Juan Arbelaez, certains l’ont connu dans Top Chef sur M6, d’autres dans la presse people aux bras d’une ancienne Miss France, d’autres enfin dans son premier restaurant à Boulogne-Billancourt, La Plantxa.

Depuis peu, le voici propulsé chef de cuisine du restaurant de l’hôtel Marignan qui, avouons-le, se cherche depuis des années sur ce créneau. Il est encore trop tôt pour prétendre qu’avec Juan Arbelaez ils ont trouvé l’oiseau rare, mais au moins, il a mis un coup de jeune dans la maison. Et pas seulement pour les baskets des serveurs et les intitulés de certains plats “Que lieu soit Loué”, “Langue de Beau” ou “J’en ai Barbet”.

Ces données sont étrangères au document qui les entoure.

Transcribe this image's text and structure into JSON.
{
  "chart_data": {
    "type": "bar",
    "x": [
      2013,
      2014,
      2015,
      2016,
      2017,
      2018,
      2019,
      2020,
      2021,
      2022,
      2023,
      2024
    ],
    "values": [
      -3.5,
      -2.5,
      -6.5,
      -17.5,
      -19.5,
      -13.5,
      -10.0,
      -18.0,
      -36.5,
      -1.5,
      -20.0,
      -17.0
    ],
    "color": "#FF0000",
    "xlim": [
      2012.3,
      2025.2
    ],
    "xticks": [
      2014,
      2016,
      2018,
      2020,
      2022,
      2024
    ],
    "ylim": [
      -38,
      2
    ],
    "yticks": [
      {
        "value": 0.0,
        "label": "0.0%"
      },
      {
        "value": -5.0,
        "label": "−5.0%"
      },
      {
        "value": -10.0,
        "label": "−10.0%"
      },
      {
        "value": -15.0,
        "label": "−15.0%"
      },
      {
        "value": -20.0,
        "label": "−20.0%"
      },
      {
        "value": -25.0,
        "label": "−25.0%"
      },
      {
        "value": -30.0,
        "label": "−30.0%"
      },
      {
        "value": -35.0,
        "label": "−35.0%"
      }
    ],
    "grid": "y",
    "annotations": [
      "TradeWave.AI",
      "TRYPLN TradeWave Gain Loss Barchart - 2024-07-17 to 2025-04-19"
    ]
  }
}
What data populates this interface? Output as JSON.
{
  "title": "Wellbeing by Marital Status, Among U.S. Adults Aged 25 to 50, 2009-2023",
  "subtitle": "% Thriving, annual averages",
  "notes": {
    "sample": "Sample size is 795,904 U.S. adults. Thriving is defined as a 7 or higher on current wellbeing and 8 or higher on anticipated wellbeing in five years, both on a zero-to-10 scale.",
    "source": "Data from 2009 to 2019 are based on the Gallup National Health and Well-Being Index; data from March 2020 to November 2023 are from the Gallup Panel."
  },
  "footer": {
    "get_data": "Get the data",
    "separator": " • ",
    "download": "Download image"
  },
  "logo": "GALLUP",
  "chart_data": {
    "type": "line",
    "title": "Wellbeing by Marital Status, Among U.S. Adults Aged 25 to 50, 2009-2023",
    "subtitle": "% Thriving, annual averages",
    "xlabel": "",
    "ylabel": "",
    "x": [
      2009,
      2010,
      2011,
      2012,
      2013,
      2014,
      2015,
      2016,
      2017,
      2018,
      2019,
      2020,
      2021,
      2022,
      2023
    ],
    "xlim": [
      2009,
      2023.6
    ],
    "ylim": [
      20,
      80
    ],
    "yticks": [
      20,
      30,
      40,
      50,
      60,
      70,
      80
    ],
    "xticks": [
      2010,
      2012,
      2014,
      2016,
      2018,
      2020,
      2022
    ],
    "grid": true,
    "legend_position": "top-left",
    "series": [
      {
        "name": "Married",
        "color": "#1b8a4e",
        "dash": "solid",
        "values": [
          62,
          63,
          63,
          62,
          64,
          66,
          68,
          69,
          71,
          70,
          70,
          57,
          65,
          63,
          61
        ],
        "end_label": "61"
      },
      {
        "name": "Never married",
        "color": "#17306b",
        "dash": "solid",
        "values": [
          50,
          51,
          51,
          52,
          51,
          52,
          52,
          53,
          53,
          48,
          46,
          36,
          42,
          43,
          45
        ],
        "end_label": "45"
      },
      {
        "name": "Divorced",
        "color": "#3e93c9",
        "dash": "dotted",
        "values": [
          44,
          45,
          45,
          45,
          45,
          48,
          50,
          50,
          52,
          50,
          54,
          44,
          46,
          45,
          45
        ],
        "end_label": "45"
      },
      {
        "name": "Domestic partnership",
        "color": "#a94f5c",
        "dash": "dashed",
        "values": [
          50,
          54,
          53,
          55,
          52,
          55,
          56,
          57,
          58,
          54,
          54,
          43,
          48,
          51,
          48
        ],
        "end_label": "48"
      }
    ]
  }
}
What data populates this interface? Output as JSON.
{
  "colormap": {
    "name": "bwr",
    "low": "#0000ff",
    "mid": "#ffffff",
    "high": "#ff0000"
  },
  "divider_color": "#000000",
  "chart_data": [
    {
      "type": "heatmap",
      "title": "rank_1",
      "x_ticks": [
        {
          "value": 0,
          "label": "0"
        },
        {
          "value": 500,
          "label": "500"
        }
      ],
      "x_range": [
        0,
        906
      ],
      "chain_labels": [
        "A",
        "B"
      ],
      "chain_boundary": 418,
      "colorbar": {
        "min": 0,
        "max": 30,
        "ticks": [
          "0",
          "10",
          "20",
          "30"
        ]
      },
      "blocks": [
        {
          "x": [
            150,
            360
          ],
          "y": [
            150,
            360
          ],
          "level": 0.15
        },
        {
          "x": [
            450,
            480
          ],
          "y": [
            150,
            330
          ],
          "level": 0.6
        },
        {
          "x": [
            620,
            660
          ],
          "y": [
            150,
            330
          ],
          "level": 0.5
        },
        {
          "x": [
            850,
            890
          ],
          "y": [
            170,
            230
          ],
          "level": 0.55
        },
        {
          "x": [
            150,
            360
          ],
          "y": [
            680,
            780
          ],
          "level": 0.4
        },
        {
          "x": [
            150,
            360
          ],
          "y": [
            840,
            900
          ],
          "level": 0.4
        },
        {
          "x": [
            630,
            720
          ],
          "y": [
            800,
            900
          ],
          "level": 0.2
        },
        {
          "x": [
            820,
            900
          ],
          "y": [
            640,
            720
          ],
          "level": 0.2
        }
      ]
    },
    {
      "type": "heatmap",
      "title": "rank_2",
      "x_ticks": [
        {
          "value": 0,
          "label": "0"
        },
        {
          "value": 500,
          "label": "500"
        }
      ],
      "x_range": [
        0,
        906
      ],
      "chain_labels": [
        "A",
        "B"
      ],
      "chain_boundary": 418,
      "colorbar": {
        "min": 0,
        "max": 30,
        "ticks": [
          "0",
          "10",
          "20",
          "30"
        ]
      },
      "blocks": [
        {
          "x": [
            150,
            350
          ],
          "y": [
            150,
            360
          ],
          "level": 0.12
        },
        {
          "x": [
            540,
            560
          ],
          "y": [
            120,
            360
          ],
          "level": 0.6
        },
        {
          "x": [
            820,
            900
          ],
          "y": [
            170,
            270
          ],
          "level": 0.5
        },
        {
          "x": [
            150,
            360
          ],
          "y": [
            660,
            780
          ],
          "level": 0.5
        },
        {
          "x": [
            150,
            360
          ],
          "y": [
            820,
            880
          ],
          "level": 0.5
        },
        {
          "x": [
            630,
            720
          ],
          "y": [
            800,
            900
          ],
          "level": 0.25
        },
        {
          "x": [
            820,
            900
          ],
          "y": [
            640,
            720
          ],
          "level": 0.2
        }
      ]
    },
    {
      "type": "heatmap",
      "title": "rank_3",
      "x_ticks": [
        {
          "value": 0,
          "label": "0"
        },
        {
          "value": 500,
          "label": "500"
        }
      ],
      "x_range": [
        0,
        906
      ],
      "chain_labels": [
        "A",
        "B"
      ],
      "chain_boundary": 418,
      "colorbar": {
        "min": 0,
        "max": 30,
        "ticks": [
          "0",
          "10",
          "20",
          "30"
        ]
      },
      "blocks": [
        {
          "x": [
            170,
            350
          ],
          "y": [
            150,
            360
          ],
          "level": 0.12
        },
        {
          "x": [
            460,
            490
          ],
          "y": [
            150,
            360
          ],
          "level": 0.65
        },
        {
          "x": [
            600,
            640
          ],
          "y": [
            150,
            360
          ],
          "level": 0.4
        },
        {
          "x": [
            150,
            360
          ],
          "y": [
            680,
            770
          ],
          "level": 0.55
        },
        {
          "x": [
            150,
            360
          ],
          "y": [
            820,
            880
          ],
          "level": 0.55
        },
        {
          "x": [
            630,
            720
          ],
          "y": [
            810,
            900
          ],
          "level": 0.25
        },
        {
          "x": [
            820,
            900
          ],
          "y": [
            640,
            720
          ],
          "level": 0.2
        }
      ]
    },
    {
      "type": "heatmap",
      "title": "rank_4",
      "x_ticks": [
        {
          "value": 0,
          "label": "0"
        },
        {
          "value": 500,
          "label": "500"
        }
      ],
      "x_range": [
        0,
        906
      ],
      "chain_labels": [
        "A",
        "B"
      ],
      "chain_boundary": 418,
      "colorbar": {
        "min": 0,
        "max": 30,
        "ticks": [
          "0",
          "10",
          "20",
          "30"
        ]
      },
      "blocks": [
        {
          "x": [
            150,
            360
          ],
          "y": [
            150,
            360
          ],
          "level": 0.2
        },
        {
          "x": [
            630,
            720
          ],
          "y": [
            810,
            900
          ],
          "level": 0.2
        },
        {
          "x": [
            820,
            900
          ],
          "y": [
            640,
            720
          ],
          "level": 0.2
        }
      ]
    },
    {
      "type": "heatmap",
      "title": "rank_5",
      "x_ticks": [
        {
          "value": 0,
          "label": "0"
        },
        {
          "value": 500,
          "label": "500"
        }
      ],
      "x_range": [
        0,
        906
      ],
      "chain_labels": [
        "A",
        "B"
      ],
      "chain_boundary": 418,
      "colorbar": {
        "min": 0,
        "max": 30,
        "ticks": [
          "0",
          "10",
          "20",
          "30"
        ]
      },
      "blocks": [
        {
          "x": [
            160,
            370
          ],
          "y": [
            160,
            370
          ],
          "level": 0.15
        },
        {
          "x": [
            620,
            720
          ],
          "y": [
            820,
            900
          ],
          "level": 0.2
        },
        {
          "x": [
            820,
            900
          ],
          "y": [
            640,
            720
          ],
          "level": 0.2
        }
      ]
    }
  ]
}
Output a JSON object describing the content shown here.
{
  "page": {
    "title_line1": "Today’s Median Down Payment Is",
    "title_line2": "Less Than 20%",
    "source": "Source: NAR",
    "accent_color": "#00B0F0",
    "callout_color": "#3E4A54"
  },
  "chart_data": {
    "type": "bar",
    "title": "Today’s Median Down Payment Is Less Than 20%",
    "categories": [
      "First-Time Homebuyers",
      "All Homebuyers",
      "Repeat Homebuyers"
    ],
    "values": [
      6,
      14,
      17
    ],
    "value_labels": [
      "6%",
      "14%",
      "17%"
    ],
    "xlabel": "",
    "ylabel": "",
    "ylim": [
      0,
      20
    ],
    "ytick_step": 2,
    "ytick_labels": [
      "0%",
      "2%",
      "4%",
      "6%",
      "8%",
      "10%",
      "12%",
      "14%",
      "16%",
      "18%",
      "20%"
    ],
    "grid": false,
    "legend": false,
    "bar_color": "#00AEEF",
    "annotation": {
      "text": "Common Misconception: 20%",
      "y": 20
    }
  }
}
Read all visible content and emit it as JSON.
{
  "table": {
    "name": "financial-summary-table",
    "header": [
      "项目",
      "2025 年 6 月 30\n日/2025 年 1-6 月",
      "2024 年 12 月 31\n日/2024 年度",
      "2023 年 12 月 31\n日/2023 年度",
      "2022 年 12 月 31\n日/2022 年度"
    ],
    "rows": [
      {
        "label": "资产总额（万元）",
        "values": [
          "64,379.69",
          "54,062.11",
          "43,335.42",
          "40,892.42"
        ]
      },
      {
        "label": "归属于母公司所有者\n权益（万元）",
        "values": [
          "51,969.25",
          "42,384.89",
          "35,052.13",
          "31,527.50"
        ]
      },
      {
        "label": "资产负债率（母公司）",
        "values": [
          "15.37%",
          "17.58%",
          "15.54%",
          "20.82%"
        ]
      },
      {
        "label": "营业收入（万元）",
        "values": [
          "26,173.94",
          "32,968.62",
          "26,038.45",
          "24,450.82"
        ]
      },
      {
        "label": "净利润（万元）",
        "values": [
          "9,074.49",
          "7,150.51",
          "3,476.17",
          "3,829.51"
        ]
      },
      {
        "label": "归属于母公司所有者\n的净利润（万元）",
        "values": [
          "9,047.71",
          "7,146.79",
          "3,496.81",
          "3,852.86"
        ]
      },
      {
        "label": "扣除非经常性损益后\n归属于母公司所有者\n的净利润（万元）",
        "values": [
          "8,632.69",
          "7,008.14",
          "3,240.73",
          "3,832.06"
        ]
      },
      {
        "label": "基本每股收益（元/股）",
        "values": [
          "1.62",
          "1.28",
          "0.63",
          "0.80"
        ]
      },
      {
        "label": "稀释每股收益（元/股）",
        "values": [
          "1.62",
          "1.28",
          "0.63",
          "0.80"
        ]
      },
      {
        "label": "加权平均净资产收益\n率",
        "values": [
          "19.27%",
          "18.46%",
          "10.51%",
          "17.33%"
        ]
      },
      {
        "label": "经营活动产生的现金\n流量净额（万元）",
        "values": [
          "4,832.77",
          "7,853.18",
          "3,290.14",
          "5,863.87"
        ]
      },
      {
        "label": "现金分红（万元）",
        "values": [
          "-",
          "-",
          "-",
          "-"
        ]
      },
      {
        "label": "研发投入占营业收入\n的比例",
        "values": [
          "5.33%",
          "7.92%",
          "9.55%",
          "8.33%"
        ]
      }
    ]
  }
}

Son credo, casser les codes, oser une cuisine de juxtaposition pas aisée sur le papier et faire se rencontrer toutes les cultures. Il le fait plutôt bien, mais pas de A à Z. L’œuf parfait escorté d’asperges, de boudin noir, ça matche. Certes, on cherche encore la pomme Granny Smith annoncée dans l’intitulé et absente dans l’assiette, mais même sans elle, le plat se tient. Itou pour Carthagène, du tapioca au fruit de la passion rehaussé de coriandre. En revanche, ça se gâte pour le plat, sorte de gloubi-boulga de veau, de piment Patron, d’anchois et de polenta auquel vous ajoutez des petits oignons blancs légèrement caramélisés-cramés et des morceaux de salade Trévise. Un professeur écrirait, « peut mieux faire ».